According to local law, the chair position is a full-time job and earns a $30,000 salary. Batman said he's concerned that Mahunik will not have the time to devote to the post, considering Mahunik is the principal of Dryden High School. 

Mahunik said he would not run if he didn't think he could do the job. 

"I have a great crew around me, and if I need to step away, I can," he said. "I think we have a great administrator that doesn't need to be micromanaged at this point."

Mahunik pointed out that Vitale, too, has a full-time job. Vitale is the executive director of the Central New York Regional Market Authority. Vitale said his day job has very flexible hours, adding that he'd just worked at 3 a.m. on Friday. He added that his staff always helps him out, and he's considering retiring or semi-retiring. 

"I've been part of the operations for almost a year or so, and it might be handy for the new administrator to be able to take a few steps and ask a couple of questions," he said. "I'm not looking to get my fingers in the day-to-day operations.

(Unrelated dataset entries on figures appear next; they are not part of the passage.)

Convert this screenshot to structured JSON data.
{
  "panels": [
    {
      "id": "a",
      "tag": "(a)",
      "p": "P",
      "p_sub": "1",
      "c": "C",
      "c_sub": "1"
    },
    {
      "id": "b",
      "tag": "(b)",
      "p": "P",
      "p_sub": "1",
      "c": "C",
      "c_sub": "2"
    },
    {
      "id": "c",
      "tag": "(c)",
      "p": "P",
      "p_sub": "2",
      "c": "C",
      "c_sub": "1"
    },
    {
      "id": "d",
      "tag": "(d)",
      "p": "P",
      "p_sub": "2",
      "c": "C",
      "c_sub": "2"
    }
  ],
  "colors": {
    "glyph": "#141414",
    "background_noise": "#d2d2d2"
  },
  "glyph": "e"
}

I know the difference between policy and day-to-day stuff, but I do think it requires the time, and I understand how much that is, and I have that ability. I'm going to at least give the legislators that option."

In an interview with The Citizen on Wednesday, Batman cautioned that whoever takes on the role will have a lot to tackle. He highlighted the body's consideration of redistricting, increasing legislators' salaries, upgrades to Emerson Park, and resuming communication with the Cayuga Nation, among many other things. 

"It's very important that the chair have a physical presence in the county office building," he said. "'Out of sight, out of mind' is cliche, but unfortunately it's very true. ... I guess if I had one piece of advice, don't come in every day. That communicates that you're too involved, too operational. Two or three days a week, absolutely, so people see you and talk to you, and particularly, the administrator can pop in."

The Legislature's reorganization meeting will take place 5:30 p.m. Thursday, Jan. 4. A chair is picked by a weighted majority vote, and if one is not chosen by Feb. 1, Cayuga County Clerk Sue Dwyer, a Republican, will be tasked with appointing one for the remainder of the year.